Como Werner contou em seu último email, ainda na Argentina, não fará contato nos próximos 10 dias (no mínimo), até sua chegada a Copiapó, no Chile. A inexistência de internet na região, (inclusive em Fiambalá é muito precária, a ponto de não conseguir enviar a este correspondente os áudios que normalmente ilustram suas fotos), nos deixará esse período sem notícias do aventureiro, só nos restando aguardar sua próxima manifestação assim que chegar em território chileno. Este "apagão" como ele menciona, deixará o blog inativo nesse período.
Nesta segunda-feira, dia 27/08/2012, ele inicia a travessia da cordilheira dos Andes, devendo atingir os 4.726 metros acima do nível do mar.
Quando este correspondente perguntou ao aventureiro como se daria a travessia, respondeu-me brincando, assim:
"quanto à travessia, acredito que vai ser ótimo - vou contar com uma ambulância, com médico, enfermeiras --ENFERMEIRAS, nutricionistas e duas massagistas, que não podem ter mais que 22 anos, porque com mais idade as mãos podem ficar um pouco ásperas.
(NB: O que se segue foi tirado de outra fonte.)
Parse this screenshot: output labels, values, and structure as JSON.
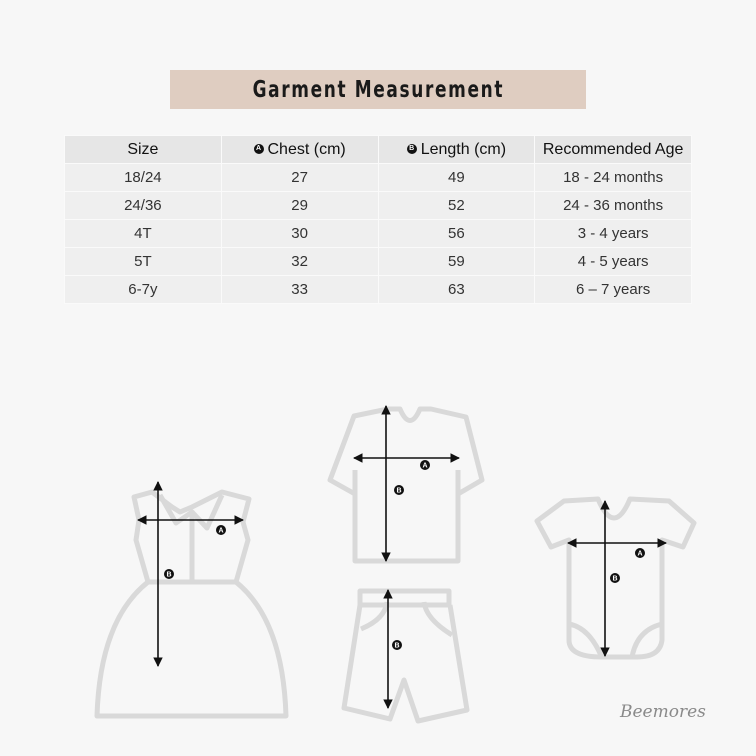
{
  "title": "Garment Measurement",
  "table": {
    "headers": [
      {
        "marker": "",
        "label": "Size"
      },
      {
        "marker": "A",
        "label": "Chest (cm)"
      },
      {
        "marker": "B",
        "label": "Length (cm)"
      },
      {
        "marker": "",
        "label": "Recommended Age"
      }
    ],
    "rows": [
      [
        "18/24",
        "27",
        "49",
        "18 - 24 months"
      ],
      [
        "24/36",
        "29",
        "52",
        "24 - 36 months"
      ],
      [
        "4T",
        "30",
        "56",
        "3 - 4 years"
      ],
      [
        "5T",
        "32",
        "59",
        "4 - 5 years"
      ],
      [
        "6-7y",
        "33",
        "63",
        "6 – 7 years"
      ]
    ]
  },
  "markers": {
    "a": "A",
    "b": "B"
  },
  "signature": "Beemores",
  "colors": {
    "title_bg": "#dfcdc1",
    "outline": "#d9d9d9",
    "arrow": "#111111"
  }
}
Vai também ter outro carro com banheira de hidromassagem, para me banhar no final do dia e ser massageado pelas chicas."
Falando sério, em outro email ele revela quão árdua será esta etapa:
" Vou sair amanhã (26/08/2012) de Fiambalá, que está a 1.500 metros acima do nível do mar, e em tres dias devo chegar na gruta que está a 4.000 metros de altitude. Os dois pernoites vou fazer em abrigos do governo. Na gruta vou ficar um dia (dia 29/08), esperando uns espanhóis que vão levar comida que já comprei aqui em Fiambalá.
Meu amigo Jonson não vai poder me acompanhar. Tem outro compromissos, mas tem me auxiliado fazendo um mapa do refugio que tenho que encontrar no lado chileno. Isso está me deixando apreensivo porque se não o encontrar, e estiver muito frio (e certamente estará), posso virar picolé. Depois da gruta, a 4.000 metros, em 20km subo até 4.726 metros, quando chego no Chile. Sem oxigênio, meu caro. Vai ser tudo no "peito", e muita calma para não me lesionar. E isto tudo com vento contra, porque na cordilheira o vento sempre é oeste. Este dia depois da gruta vai ser o mais perigoso. Alí nada pode dar errado, porque depois começo a baixar, quando chego na aduana do Chile onde já vou encontrar pessoas. A outra parada é numa mineradora, e se levar sorte consigo chegar em Copiapó, depois de 8 dias sem banho, porque abaixo de zero graus nao existe maluco que tire a roupa. A temperatura mínima pode chegar aos 20º negativos. A média depois dos 4000 metros deve ser de -10º. Copiapó está praticamente ao nível do mar."
Só podemos desejar muita sorte ao aventureiro, fazendo uma oração para que Deus o acompanhe nessa etapa tão difícil de sua aventura.
Abaixo colocamos as últimas fotos de Fiambalá, neste domingo, 26 de agosto de 2012.
| A agência de Turismo do amigo Jonson "Seguridad Turistica", em Fiambalá (foto acima). |
Adesivo do Dakar 2012 na vitrine da Agência (à direita).
A neta de Jonson experimenta a sensação de andar na bike do aventureiro (acima).